Indian stocks’ worst run in 29 years, wiping $1 trillion in wealth, may yet have legs

By Bharath Rajeswaran, Vivek Kumar M and Indranil Sarkar

(Reuters) – India’s NSE Nifty 50 is set for its fifth straight monthly loss – its longest such streak since 1996 – making India the worst performing global market, with investors and derivative markets signalling the pain is likely to linger.

Weak earnings, persistent foreign outflows and uncertainty regarding U.S. tariffs have dragged the Nifty about 15% lower from its September peak, eroding nearly 85 trillion rupees (nearly $1 trillion) in investor wealth.

“In the current scenario of U.S. tariff uncertainty, Indian markets will struggle a bit more,” said Mahesh Patil, chief investment officer at Aditya Birla Sun Life Asset Management Company, which manages equity assets worth about $46 billion.

While there could be brief rallies because of oversold conditions, “India will remain a sell-on-rise market for a few more months,” Patil said.

Foreign investors have sold Indian equities worth about $25 billion on a net basis since the end of September, of which $4.1 billion was in February.

Local institutional investors have remained net buyers due to strong retail interest but inflows are slowing, Pratik Gupta, CEO of Kotak Institutional Equities, said in an outlook note this week.

Overall net inflows continue but “most local mutual funds, insurance, and portfolio management funds are seeing a slowdown in their equity inflows,” he said.

Small-cap and mid-cap stocks have been hit harder than large caps.
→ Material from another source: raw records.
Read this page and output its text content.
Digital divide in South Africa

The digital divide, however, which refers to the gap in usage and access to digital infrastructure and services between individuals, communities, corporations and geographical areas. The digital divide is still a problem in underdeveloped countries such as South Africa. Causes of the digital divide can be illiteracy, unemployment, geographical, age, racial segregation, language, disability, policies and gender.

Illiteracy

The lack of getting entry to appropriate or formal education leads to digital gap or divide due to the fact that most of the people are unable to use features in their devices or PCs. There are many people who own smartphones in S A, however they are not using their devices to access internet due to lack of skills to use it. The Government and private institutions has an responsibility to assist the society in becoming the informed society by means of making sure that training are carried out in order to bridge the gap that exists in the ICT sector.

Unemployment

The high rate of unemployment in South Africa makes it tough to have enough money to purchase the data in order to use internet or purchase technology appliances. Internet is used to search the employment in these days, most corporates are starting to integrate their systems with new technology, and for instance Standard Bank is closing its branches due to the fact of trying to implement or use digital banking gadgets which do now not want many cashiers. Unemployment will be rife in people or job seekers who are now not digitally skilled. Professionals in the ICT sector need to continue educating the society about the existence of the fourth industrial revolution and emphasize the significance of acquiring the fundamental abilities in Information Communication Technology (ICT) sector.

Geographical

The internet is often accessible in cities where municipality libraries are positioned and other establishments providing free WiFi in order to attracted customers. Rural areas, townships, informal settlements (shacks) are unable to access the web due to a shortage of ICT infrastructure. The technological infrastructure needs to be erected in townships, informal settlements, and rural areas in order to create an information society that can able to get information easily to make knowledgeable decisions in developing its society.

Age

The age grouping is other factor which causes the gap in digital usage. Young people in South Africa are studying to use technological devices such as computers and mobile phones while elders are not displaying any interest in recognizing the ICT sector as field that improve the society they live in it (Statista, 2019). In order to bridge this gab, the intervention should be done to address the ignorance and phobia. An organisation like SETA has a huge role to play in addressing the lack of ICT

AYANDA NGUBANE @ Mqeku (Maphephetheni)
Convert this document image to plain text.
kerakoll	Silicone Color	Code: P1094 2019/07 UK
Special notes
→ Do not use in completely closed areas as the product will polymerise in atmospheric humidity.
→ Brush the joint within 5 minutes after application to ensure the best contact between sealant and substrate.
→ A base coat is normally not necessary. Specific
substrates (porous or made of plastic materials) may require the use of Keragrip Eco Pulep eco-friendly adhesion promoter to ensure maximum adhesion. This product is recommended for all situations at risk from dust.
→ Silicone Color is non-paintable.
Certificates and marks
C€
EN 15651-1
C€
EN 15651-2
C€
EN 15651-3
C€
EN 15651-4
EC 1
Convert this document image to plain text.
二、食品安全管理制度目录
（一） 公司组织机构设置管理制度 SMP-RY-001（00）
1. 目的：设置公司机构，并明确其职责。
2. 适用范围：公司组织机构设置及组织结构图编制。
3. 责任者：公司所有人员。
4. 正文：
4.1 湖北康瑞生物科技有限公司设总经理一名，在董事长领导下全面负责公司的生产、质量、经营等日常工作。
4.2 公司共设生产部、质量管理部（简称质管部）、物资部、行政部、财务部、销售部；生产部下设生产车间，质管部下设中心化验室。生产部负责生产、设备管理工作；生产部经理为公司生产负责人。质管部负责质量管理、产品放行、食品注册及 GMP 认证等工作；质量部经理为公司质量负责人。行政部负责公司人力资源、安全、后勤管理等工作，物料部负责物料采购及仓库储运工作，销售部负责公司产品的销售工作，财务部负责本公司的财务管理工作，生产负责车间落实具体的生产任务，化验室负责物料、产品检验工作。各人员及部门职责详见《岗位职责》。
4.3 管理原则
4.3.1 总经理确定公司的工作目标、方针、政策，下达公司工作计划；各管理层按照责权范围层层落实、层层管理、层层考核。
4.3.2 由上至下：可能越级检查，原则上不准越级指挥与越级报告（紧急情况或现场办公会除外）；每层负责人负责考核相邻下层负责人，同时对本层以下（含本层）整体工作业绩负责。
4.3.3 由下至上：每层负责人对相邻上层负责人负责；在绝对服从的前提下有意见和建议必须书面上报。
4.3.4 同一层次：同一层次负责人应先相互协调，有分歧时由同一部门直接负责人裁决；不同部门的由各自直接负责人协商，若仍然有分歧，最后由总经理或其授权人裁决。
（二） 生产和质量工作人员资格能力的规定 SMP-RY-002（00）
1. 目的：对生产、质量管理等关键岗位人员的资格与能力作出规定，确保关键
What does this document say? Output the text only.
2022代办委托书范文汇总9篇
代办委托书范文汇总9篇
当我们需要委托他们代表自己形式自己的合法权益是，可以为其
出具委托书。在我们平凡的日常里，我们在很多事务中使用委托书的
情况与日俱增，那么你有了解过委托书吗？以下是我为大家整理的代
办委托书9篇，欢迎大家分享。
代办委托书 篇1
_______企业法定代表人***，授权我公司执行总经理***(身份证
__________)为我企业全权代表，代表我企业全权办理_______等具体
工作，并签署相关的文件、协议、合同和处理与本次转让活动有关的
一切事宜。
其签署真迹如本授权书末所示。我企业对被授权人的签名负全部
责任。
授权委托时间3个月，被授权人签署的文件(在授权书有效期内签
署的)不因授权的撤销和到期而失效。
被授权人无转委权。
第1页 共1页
In February, the Nifty small-cap 100 and mid-cap 100 indices have plunged 13.2% and 11.3%, respectively. This has brought them 26% and 22% below their record high levels last year, respectively.

Flows are moving towards safer large-cap equity funds or balanced debt-equity funds now compared to a rush to invest in small- and mid-cap funds till last year, Gupta said.

“Selling pressure will continue to prevail in small-caps and mid-caps. Investors will stay away and wait and watch; there won’t be strong buying support in the next month or two,” Patil said.

DERIVATIVE POSITIONING

Positioning in the derivative market has also been signalling risk of further losses.

High-net-worth (HNI) individuals and retail investors have cut long positions, while foreign investors – though adding longs in stock futures – have hedged them with index shorts, data from IIFL Securities and Nuvama Alternative & Quantitative Research showed.

Open interest (OI), which tracks outstanding futures contracts, declined across both the Nifty 50 and the broader market, reflecting weak conviction among traders heading into March.

With the 22,800 level now acting as resistance for the benchmark Nifty 50, analysts at both the brokerages see further downside.

IIFL Securities’ Sriram Velayudhan expects a drop to 21,800, while Nuvama’s Abhilash Pagaria predicts the Nifty trading between 22,000 and 22,900 in March.